On Kalshi (CFTC-regulated) resolution runs through their in-house clearing engine in USD. Betfair Exchange settles after match end in the account's local currency. Manifold pays no cash — only its in-platform "mana" currency.
FAQ
- Is this market available outside the US?
- Polymarket Bot UK is available in most jurisdictions where Polymarket isn't directly accessible. Polymarket itself is geo-blocked in the US/UK/EU. Always check local regulations.
- What's the difference between YES and NO shares?
- A YES share pays $1.00 if the event happens, $0 otherwise. A NO share pays $1.00 if the event doesn't happen. The market price between 0¢ and 100¢ is the implied probability.
- What does it cost to trade on Polymarket Bot UK?
- Zero. Polymarket Bot UK routes every order to the live Polymarket order book; the only cost is the Polygon network fee, typically under $0.01 per transaction.

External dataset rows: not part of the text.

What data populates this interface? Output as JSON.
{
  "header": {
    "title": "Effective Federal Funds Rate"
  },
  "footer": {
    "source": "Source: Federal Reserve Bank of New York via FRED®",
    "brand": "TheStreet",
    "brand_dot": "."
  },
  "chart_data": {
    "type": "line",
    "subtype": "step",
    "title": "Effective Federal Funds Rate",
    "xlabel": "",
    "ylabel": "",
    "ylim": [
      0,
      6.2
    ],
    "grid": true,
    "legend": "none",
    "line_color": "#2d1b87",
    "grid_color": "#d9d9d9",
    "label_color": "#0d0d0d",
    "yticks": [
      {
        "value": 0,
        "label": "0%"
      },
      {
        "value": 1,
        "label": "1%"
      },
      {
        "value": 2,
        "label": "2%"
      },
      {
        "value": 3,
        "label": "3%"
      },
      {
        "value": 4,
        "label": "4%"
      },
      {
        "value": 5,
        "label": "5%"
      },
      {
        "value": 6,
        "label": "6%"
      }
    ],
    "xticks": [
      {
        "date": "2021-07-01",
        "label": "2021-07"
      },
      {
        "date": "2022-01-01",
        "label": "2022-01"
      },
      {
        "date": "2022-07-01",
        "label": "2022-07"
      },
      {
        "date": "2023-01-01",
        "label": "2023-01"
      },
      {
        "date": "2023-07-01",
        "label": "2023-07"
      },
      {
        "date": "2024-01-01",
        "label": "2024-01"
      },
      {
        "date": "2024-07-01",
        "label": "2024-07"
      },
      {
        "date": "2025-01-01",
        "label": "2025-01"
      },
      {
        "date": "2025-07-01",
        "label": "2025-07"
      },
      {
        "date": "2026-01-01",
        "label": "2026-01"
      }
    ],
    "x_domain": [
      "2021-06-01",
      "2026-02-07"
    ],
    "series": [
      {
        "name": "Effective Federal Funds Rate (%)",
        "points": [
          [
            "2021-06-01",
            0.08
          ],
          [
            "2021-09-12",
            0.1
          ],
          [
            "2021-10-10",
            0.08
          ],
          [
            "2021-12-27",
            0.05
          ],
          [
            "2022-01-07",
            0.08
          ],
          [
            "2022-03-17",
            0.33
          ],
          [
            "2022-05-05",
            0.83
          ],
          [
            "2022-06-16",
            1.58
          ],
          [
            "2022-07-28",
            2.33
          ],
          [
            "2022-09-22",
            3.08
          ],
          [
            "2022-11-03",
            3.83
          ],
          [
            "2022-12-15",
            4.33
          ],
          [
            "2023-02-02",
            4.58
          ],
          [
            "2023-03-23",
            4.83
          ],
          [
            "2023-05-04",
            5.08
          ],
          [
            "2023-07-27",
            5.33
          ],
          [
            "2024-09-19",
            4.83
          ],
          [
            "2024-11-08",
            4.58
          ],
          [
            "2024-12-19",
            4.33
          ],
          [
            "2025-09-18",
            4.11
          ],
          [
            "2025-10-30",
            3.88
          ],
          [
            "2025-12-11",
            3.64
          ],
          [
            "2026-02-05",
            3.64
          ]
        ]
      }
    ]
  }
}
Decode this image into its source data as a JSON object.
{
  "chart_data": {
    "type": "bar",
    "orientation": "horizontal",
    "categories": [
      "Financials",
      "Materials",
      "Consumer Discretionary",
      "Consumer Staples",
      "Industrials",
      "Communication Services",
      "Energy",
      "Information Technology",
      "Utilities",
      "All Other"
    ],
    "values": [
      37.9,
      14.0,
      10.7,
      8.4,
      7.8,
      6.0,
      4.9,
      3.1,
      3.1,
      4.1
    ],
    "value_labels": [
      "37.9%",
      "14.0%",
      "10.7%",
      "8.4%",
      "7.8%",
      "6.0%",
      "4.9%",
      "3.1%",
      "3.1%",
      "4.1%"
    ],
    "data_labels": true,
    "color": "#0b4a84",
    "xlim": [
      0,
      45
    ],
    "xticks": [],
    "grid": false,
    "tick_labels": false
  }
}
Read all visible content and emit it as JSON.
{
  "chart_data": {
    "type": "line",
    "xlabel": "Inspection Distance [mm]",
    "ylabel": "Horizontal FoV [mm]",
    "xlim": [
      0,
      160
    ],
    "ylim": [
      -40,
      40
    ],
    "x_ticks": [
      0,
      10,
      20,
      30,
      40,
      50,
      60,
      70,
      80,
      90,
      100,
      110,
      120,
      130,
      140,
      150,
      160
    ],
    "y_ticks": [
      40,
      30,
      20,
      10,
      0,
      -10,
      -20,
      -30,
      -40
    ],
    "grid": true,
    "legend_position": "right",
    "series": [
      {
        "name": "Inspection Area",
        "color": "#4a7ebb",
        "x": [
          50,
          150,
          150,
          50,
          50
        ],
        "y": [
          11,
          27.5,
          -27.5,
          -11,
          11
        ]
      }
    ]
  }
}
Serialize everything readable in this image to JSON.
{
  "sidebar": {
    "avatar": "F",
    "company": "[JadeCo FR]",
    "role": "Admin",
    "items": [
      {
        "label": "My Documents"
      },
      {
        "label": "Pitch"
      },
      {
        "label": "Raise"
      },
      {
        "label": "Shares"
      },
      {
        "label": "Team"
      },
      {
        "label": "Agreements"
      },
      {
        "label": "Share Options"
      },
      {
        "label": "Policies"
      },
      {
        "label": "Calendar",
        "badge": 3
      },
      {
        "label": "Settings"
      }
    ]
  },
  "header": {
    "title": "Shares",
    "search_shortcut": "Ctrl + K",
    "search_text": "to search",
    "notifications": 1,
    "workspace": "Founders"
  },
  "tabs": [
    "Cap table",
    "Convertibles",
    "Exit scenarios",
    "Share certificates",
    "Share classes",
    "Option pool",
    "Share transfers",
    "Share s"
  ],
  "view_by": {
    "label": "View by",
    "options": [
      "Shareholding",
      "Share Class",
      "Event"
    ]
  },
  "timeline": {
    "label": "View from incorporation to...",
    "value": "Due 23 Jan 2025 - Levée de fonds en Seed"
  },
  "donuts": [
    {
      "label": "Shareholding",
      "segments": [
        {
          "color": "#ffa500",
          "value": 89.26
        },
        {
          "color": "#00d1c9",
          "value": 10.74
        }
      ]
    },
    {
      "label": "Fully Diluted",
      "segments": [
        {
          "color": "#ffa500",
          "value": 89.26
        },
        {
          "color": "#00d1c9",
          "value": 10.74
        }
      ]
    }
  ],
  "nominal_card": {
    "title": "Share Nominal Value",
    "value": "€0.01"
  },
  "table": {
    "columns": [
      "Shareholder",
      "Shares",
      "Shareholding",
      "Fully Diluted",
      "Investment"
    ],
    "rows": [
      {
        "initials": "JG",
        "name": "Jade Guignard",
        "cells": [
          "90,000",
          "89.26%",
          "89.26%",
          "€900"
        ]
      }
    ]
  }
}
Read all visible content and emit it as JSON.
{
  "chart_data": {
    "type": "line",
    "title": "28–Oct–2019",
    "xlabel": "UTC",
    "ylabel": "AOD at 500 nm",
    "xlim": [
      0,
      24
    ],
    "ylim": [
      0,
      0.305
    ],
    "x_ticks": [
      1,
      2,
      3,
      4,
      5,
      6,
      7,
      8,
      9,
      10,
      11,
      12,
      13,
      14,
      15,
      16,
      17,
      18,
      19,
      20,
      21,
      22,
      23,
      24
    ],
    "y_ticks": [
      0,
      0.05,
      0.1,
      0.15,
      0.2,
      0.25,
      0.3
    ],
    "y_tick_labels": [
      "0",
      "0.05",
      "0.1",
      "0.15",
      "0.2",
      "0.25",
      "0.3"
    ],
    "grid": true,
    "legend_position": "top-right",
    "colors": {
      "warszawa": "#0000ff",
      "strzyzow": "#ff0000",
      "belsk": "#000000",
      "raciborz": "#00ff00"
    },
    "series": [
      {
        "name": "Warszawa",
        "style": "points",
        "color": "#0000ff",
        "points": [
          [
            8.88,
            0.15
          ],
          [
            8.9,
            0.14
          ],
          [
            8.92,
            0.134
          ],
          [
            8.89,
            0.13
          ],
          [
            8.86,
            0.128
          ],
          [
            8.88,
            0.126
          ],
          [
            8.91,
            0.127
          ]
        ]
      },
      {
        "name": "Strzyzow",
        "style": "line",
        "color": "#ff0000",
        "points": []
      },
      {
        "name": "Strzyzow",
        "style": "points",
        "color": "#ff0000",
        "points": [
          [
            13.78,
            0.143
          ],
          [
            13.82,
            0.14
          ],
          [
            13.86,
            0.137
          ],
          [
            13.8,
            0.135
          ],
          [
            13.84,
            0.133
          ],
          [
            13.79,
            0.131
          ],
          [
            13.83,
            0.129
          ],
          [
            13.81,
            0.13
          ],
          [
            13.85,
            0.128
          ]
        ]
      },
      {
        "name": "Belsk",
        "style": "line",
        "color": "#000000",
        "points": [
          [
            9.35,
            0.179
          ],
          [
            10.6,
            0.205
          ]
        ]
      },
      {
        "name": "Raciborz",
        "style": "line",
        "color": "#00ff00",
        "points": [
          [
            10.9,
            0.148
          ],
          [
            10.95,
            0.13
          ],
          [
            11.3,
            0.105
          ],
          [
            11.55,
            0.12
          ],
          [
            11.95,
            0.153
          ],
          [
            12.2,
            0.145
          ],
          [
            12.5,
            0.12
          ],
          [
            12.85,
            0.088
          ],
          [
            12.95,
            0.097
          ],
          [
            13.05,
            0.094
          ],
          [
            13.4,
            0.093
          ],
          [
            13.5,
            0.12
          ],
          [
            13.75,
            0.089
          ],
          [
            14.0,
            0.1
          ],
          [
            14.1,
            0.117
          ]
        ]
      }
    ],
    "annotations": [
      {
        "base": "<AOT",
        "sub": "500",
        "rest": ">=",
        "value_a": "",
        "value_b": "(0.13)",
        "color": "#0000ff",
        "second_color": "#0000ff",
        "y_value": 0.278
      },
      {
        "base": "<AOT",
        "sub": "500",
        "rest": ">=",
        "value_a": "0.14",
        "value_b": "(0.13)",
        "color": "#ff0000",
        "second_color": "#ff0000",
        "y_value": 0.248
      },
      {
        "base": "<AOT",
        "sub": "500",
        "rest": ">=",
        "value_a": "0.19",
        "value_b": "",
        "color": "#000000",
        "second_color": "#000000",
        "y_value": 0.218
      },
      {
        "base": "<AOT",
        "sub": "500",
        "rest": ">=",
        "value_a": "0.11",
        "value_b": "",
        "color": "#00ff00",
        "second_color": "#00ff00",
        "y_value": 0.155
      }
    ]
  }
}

- How fast are USDC deposits?
- Polygon credits deposits after 12 confirmations — usually under 30 seconds. Withdrawals follow the same path and land back in your wallet within minutes.
- Do I need to KYC for this market?
- Not under $1,500 of lifetime trading volume. Above that threshold, Polymarket Bot UK triggers a quick verification flow that finishes in minutes.
Trade IEM Cologne Major 2026 Winner on Polymarket Bot UK
Live order book, 0% fees, USDC settlement in seconds.